Le New York Times réécrit l’histoire de la guerre en Ukraine.

On dit que « l’histoire est écrite par les vainqueurs ». Heureusement, nous savons que ce n’est pas toujours vrai. L’histoire est écrite par ceux qui peuvent faire valoir le récit le plus séduisant. Ceux qui proposent l’histoire la plus charismatique et la plus séduisante – même ceux qui ont été vaincus dans la bataille – peuvent émerger, sinon comme des vainqueurs, du moins comme des gagnants : Vénérés comme ceux qui ont triomphé bataille après bataille, avant d’être finalement terrassés par l’adversité.

Après la guerre de Sécession, une Confédération brisée a adopté le récit de la Cause perdue, suggérant que l’esprit sudiste avait transcendé l’issue physique de la bataille, et qu’il était resté debout et inébranlable dans la défaite : « Le Sud se relèvera ». En effet, en démantelant la Reconstruction et en affirmant l’autonomie de l’État, le Sud s’est accroché à sa cohésion culturelle – la « nation confédérée » – et à l’identité passionnée qu’il s’était forgée pendant la guerre. Cela représentait, selon le mot de l’époque, une sorte de « rédemption ».

La Cause perdue est ainsi devenue leur « histoire » – un récit si dominant qu’il a défini la signification et la mission des Sudistes, créant une cohésion politique suffisamment forte pour conduire la politique nationale.
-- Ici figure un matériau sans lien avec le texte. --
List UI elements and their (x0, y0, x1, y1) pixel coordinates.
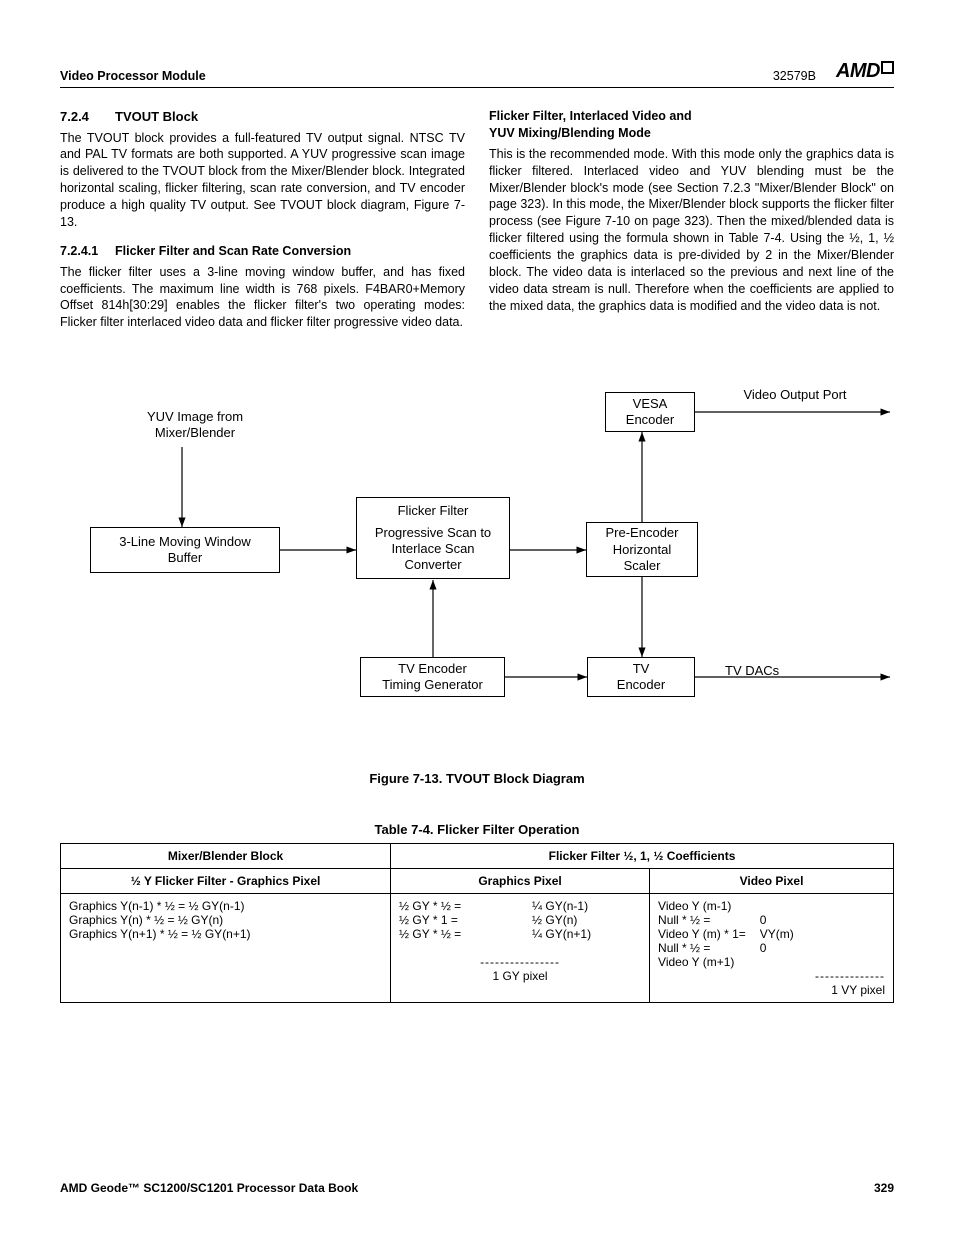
box-pre-encoder-scaler: Pre-Encoder Horizontal Scaler (586, 522, 698, 577)
table-caption: Table 7-4. Flicker Filter Operation (60, 822, 894, 837)
label-yuv-input: YUV Image from Mixer/Blender (120, 409, 270, 442)
body-columns: 7.2.4TVOUT Block The TVOUT block provide… (60, 108, 894, 337)
table-row: Mixer/Blender Block Flicker Filter ½, 1,… (61, 844, 894, 869)
para-mode-desc: This is the recommended mode. With this … (489, 146, 894, 315)
flicker-filter-table: Mixer/Blender Block Flicker Filter ½, 1,… (60, 843, 894, 1003)
figure-caption: Figure 7-13. TVOUT Block Diagram (60, 771, 894, 786)
amd-logo: AMD (836, 60, 894, 83)
label-video-output-port: Video Output Port (725, 387, 865, 403)
header-docnum: 32579B (773, 69, 816, 83)
box-vesa-encoder: VESA Encoder (605, 392, 695, 432)
tvout-block-diagram: YUV Image from Mixer/Blender 3-Line Movi… (60, 367, 894, 747)
box-3line-buffer: 3-Line Moving Window Buffer (90, 527, 280, 573)
page-footer: AMD Geode™ SC1200/SC1201 Processor Data … (60, 1181, 894, 1195)
para-flicker-filter: The flicker filter uses a 3-line moving … (60, 264, 465, 332)
heading-7-2-4-1: 7.2.4.1Flicker Filter and Scan Rate Conv… (60, 243, 465, 260)
cell-mixer-formulas: Graphics Y(n-1) * ½ = ½ GY(n-1) Graphics… (61, 894, 391, 1003)
subheading-mode: Flicker Filter, Interlaced Video and YUV… (489, 108, 894, 142)
heading-7-2-4: 7.2.4TVOUT Block (60, 108, 465, 126)
right-column: Flicker Filter, Interlaced Video and YUV… (489, 108, 894, 337)
left-column: 7.2.4TVOUT Block The TVOUT block provide… (60, 108, 465, 337)
box-timing-generator: TV Encoder Timing Generator (360, 657, 505, 697)
th-video-pixel: Video Pixel (650, 869, 894, 894)
table-row: Graphics Y(n-1) * ½ = ½ GY(n-1) Graphics… (61, 894, 894, 1003)
header-section-title: Video Processor Module (60, 69, 206, 83)
cell-video-pixel: Video Y (m-1) Null * ½ = Video Y (m) * 1… (650, 894, 894, 1003)
table-row: ½ Y Flicker Filter - Graphics Pixel Grap… (61, 869, 894, 894)
th-graphics-pixel: Graphics Pixel (391, 869, 650, 894)
th-half-y: ½ Y Flicker Filter - Graphics Pixel (61, 869, 391, 894)
para-tvout-intro: The TVOUT block provides a full-featured… (60, 130, 465, 231)
page-header: Video Processor Module 32579B AMD (60, 60, 894, 88)
box-flicker-filter: Flicker Filter Progressive Scan to Inter… (356, 497, 510, 579)
cell-graphics-pixel: ½ GY * ½ = ½ GY * 1 = ½ GY * ½ = ¼ GY(n-… (391, 894, 650, 1003)
box-tv-encoder: TV Encoder (587, 657, 695, 697)
th-coefficients: Flicker Filter ½, 1, ½ Coefficients (391, 844, 894, 869)
footer-page-number: 329 (874, 1181, 894, 1195)
label-tv-dacs: TV DACs (725, 663, 825, 679)
th-mixer-blender: Mixer/Blender Block (61, 844, 391, 869)
footer-book-title: AMD Geode™ SC1200/SC1201 Processor Data … (60, 1181, 358, 1195)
En outre, ce récit a captivé l’imagination des Américains et s’est attiré la sympathie du public pendant un siècle, en particulier celle des romanciers, des scénaristes et des historiens : Il suffit de penser au magistral Lee’s Lieutenants de Douglas Southall Freeman ou à Autant en emporte le vent de Margaret Mitchell.

Dans une sorte d’hommage inconscient, la chronique cinématographique du New York Times « The Partnership : L’histoire secrète de la guerre en Ukraine » – pourrait être considérée comme la première salve d’un nouveau récit de la Cause perdue. Le « reportage » d’Adam Entous est ainsi mieux compris comme la délimitation d’une voie pour la transcendance ukrainienne dans la guerre – après la défaite. Plus loin, il entend également remodeler notre façon de penser le « rôle caché » de l’Amérique. L’histoire qu’il raconte transforme « l’aide et l’assistance » américaines en un partenariat héroïque entre officiers généraux ukrainiens et américains, qui luttent ensemble, épaule contre épaule, contre l’obscurité implacable de l’ennemi, comme une « bande de frères » – The Fellowship of the Ukraine – retenant la marée orque. C’est ainsi que l’Ukraine, et ses maîtres à penser américains, peuvent transcender la défaite.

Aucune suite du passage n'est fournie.